Now an enterprising attorney has filed a class-action suit against the former president -- and publisher Simon and Shuster -- that can only be seen as an ideologically-driven nuisance lawsuit.
From Tablet:
Yesterday, a class action (download here) was filed in Manhattan federal court accusing Jimmy Carter and Simon & Schuster of consumer fraud for the former president’s 2006 book, Palestine Peace Not Apartheid. It alleges that the author and publisher marketed the book as a totally factual account of the Israeli-Palestinian conflict, in part based on the credibility of a former president and key character in the history, but that the book actually contains “demonstrable falsehoods, omissions, and knowing misrepresentations designed to promote Carter’s agenda of anti-Israel propaganda.”
Tablet's Marc Tracy indulges in some understatement when he writes, "the allegations in the suit remind me most of the debate you and your family likely have every year at Seder. It’s a legitimate debate, but probably not one most successfully or productively litigated in court."
Simon & Schuster, the case alleges, has refused to issue corrections despite “irrefutable proof” that key reporting in the book, which is extremely unpopular with many pro-Israel groups, does not tell the truth about events such as the 1949 and 1967 ceasefires and the 2000 negotiations at Camp David. (The book was controversial when it was published in part because of the title’s deployment of the a-word, which has since become a much more accepted part of the discourse.)

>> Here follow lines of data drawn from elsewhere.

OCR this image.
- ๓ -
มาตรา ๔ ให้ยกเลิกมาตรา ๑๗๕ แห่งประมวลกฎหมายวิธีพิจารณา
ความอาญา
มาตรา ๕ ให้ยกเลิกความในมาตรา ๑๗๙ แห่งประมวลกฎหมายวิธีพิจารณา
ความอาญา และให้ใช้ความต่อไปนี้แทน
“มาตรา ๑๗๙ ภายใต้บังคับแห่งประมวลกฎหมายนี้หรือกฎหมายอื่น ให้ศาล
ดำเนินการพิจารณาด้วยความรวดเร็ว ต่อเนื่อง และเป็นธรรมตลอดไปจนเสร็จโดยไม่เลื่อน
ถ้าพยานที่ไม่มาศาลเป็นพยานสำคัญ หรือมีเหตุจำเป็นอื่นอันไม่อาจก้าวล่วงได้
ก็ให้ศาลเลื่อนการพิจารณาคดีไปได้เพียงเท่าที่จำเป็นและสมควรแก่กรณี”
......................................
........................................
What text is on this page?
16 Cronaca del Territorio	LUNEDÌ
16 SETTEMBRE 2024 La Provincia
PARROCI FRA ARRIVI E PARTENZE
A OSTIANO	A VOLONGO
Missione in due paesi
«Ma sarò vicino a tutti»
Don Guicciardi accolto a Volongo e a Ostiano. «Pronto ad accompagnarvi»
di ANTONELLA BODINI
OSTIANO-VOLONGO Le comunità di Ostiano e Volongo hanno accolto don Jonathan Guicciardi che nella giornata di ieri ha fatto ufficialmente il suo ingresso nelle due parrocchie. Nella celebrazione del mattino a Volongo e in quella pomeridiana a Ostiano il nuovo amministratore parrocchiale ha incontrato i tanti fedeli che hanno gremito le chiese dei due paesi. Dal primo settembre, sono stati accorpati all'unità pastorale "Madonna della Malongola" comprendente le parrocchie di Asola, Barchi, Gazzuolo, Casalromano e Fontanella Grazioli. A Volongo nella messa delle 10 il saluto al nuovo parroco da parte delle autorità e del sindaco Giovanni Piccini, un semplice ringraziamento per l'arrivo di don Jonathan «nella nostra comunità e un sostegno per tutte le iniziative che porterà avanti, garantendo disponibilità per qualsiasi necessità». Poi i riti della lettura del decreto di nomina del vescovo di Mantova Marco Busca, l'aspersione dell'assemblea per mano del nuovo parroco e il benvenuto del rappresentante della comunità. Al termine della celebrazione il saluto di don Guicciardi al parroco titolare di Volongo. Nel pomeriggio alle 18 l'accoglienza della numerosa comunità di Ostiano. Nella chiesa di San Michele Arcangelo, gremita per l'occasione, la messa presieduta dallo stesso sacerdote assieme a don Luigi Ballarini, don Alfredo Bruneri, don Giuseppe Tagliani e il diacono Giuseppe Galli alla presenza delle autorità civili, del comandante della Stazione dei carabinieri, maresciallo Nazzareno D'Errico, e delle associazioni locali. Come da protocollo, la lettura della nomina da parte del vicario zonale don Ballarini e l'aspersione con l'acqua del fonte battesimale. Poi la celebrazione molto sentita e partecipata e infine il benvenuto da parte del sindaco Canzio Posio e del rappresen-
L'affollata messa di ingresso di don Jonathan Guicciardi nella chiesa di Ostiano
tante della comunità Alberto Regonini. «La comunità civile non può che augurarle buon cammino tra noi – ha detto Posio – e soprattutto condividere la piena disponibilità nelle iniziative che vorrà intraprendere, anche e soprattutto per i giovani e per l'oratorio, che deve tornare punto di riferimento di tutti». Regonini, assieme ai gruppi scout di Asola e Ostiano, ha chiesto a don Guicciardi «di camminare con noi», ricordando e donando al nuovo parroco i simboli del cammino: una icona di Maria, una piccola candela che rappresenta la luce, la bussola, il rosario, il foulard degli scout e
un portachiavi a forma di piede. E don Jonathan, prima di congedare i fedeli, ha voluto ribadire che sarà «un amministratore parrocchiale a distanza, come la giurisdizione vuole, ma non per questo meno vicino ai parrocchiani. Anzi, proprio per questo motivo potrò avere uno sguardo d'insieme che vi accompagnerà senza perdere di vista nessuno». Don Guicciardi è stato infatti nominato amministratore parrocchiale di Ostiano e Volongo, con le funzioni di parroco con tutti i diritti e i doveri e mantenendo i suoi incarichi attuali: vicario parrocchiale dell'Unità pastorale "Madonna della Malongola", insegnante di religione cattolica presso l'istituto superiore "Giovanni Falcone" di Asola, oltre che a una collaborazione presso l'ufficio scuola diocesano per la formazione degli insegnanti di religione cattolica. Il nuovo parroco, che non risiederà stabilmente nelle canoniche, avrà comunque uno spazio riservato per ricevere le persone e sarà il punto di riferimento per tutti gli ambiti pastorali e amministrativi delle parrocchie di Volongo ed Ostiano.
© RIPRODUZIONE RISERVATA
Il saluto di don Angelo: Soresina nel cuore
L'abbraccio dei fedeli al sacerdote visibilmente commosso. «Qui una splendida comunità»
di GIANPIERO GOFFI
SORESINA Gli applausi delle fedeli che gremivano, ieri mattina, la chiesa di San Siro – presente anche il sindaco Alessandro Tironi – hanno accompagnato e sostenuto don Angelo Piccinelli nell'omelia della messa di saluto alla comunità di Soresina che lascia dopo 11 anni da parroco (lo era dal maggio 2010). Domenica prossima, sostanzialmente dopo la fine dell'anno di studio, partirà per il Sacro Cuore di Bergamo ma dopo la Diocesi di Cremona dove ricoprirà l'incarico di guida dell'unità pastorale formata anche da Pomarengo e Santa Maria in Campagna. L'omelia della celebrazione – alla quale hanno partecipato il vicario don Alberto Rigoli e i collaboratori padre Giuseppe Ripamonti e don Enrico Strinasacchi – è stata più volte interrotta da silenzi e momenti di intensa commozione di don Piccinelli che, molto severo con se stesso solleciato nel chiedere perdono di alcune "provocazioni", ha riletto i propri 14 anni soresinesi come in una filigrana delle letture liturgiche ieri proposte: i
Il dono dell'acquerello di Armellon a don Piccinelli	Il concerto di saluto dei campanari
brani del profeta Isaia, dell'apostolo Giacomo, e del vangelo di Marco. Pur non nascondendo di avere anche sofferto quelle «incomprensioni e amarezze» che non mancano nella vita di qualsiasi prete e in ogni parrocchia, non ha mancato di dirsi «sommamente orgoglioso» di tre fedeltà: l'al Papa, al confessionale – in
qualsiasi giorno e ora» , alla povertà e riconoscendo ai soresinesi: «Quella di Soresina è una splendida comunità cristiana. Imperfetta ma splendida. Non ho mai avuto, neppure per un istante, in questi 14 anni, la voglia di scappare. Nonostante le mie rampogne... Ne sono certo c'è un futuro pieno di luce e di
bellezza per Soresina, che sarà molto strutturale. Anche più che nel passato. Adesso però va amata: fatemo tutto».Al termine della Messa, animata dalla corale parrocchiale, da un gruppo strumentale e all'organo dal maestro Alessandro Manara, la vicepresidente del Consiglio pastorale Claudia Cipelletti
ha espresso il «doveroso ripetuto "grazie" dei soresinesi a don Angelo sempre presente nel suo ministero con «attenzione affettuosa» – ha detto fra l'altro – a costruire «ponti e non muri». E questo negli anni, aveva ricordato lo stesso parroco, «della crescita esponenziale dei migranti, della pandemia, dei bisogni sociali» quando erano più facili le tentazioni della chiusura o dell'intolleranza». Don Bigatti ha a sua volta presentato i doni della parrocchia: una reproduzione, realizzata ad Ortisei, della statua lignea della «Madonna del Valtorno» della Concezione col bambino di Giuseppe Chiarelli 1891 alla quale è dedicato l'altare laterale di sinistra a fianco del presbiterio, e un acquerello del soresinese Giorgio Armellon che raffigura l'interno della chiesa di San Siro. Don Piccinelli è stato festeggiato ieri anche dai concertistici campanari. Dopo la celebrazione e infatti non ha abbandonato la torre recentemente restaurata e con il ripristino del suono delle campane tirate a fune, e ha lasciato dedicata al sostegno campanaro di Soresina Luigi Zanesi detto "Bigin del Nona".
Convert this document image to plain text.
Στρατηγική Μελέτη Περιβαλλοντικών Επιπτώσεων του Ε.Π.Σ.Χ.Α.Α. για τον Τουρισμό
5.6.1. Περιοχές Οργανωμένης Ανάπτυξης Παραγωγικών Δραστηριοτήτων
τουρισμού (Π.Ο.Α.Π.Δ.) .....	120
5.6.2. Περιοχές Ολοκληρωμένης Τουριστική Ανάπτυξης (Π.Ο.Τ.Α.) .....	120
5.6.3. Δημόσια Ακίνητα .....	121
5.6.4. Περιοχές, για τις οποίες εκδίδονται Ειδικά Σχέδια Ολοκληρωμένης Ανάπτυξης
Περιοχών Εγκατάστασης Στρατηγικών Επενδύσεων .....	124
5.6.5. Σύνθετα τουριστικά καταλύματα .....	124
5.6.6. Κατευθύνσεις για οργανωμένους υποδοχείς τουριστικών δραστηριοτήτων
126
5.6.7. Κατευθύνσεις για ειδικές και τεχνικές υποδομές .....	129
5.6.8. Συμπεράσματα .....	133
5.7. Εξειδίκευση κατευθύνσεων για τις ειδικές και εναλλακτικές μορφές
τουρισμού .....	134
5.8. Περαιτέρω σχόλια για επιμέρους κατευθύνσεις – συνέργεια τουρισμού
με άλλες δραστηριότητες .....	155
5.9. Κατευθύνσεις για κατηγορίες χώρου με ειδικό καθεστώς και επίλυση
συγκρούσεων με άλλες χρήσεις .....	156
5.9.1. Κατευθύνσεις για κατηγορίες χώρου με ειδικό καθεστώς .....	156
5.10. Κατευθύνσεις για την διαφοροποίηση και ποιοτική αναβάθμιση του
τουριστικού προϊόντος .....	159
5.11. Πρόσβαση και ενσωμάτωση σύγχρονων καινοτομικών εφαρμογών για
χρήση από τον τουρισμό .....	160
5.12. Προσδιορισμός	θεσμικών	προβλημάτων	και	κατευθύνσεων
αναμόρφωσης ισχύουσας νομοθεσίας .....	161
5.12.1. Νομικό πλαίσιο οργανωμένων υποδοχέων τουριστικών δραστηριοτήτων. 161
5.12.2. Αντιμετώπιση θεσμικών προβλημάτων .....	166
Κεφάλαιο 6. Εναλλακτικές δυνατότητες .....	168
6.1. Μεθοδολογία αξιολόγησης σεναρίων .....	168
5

In the heated debate over the Israel-Palestine conflict, there are two wholly separate sets of "facts" at play -- Jenin was or wasn't a massacre; the Palestinians walked away from a great offer at Camp David, or they didn't; either one or the other side has refused to negotiate in good faith -- and the gap between those narratives often drives intense animosity between the two camps.
I can only conclude that the attorneys in this case have embraced the Status Quo Lobby's narratives so completely that they believe they are, in fact, objective truths that can be litigated in an American court. In other words, they believe their own side's spin -- and, let's be honest, both sides do it -- is God's own wisdom.
Back when the controversy about his book first hit, Carter told the Associated Press, "I have been called a liar, I have been called an anti-Semite [and] I have been called a bigot. I have been called a plagiarist. I have been called a coward. Those kind of accusations, they concern me, but they don't detract from the fact the book is accurate and is needed." He added, "Not one of the critics of my book has contradicted any of the basic premises -- that is the horrible persecution and oppression of the Palestinian people and secondly that the formula for finding peace in the Middle East already exists."
The vilification of the former president is ironic. Rabbi Michael Lerner, one of the few voices in the Jewish community who supported Carter, called him "the best friend the Jews ever had as president of the United States."
Carter does not claim that Israel is an apartheid state. What he does claim is that the West Bank will be a de facto apartheid situation if the current dynamics represented by the construction of the wall, by the passage of discriminatory legislation and by the inclusion of racists in the leadership -- most recently that of pro-ethnic cleansing Israeli Cabinet member Avigdor Lieberman -- continue. The only way to avoid Israel turning into an apartheid state is a genuine peace accord.Obviously, if the plaintiffs were to prevail, it'd set a horrible precedent. Publishers would have every reason to avoid offering controversial content for fear of litigation, and the chilling effect on our discourse would be significant.
But that's the point -- to muzzle criticism of the Israeli government's policies -- to make such discussion appear beyond the pale.